Il disait : «Je désire trouver une phrase qui résume tout.» En deux mots on dira Khaïr-Eddine. Écrivain de refus, il l'a maintes fois prouvé dans ses écrits romans-poèmes. De Agadir, en passant par Corps négatif suivi de histoire d'un Bon Dieu, Soleil Arachide, Moi l'aigre, Le Déterreur, Ce Maroc !, Une odeur de mantèque, Une vie, un rêve, un peuple, toujours errants, la Résurrection des fleurs sauvages, Légende et vie d'Agoun'chich et enfin Mémorial, le même cri résonne à chaque fois, un cri qui résume le 'tout' «la beauté qu'il chantait, la révolte qui l'habitait et 1'insoumission dont il rêvait de vêtir ses frères en désespoir.» (revue Tifinagh n°9)
 Khaïr Eddine, dessin d'Aourik, Tifinagh n°10Ces oeuvres sont fortement marquées par le sud marocain dit «sudique» :


Sudique
que je crée par la pluie et les éboulis 
que je transforme en lait nuptial pour des 
noces de torrents(..)
Sudique
percée d'oubli soudain par des troupes ferventes 
de poèmes
qui font éclater chaque pierre sous mes pieds 
quand mon corps bée
entre des mains bleues 
entre les flûtes 
Sudique sur un pic miraculeux 
couleuvre jeune récitant des piétinements sans histoire(..)
et ces tristes airs d'abandon et de haine 
ces crieurs ces goumiers qui traînent 
leur vie mortelle
ces Phéniciens ces nus voraces 
Sudique de rutilance et de scorpions 
sur tes seins enroulés fermes
et ce maudit esclave qui crache dans ton ombre.

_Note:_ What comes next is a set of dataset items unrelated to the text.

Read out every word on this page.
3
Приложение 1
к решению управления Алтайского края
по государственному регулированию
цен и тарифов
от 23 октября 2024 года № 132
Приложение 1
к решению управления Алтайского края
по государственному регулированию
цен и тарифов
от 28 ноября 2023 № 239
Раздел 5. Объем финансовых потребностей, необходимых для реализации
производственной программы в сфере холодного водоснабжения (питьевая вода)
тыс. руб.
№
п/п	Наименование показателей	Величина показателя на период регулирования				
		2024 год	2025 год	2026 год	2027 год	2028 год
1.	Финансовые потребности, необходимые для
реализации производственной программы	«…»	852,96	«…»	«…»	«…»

(Ce Maroc !, Le Seuil, 1975, p. 29-31)



Ce Maroc l'obsédait, surtout pendant les années d'exil en France. Sa patrie, celle qui lui a tenu compagnie, était surtout la poésie, territoire qu'il arpentait sans se soucier des bienséances de la vie sociale. (In Le Monde des livres du 1er décembre 1995)

«Dans Agadir, disait-il, je remet tout en question : la politique, la famille, les ancêtres. Je crois qu'il faut faire tomber les vieilles statuts, tout changer par l'éducation du peuple (...) Je n'hésite pas à faire le procès de mon propre sang car il n'arrive pas à se dépêtrer de lui-même, à se transformer» (Ce Maroc !, op.cit. p.81) N'écrit-il pas dans Une vie, un rêve, un peuple, toujours errants : «Je renierai les Berbères qui auront pour du fric ou des espoirs inutiles trahi la fonction de ce monde.» Dans Moi l'Aigre, il rajoute : «Mais quelle est la goute de sperme qui a fait de moi un Berbère... [mais] les Berbères se sentent très proches des fous et des génies, ils ont la vérité fixée sur le front et ils corrigent la vie selon leur goût.» (p. 35)

Son sang est sa blessure, ce n'est pas sans raison que je m'exile ici. D'abord je voudrais faire un chemin à suivre. Et en même temps attirer l'attention du voleur et du volé, de crocodile et de la victime, des nouveaux sorciers de l'Afrique et des hypnotisés... (revue Souffle n°1, premier trimestre 1966, p. 7)


ma plaie
où seule l'abeille trouve des fleurs neuves 
porte-moi loin de cet oubli 
battant
et rampe
pays pays je plie bagages 
ceux qui ajoutent du noir 
à leur cellule 
me voient partir 
pays pays où seule la terre 
se souvient
et hurle 
quelle terreur couve 
sous ta colère.

(Ce Maroc !, p. 21-22)


Son exil, il en parle à travers son vécu et à travers le quotidien. Agoun'chich est parti «... ce qui importe, ce qui prime tout le reste y compris ton existence et la mienne, c'est d'abord qu'on passe ici où là, de temps en temps, avec soi-même et avec les autres (...) cette harmonie fugitive qui vous condamne à vivre ou à périr (...) Cependant je marche ? je vais, je cours, je cherche sans relâche quelque chose qui me fasse désirer la vie» Agoun'chich (p. 68)


«Et j'erre 
avec ma bombe sous l'aisselle, 
banlieue foutue... oui j'erre 
et je suis la nuit bleue 
travaillé par le feu des enfers
et la braise pneumatique qui sangle la gravité des nuits...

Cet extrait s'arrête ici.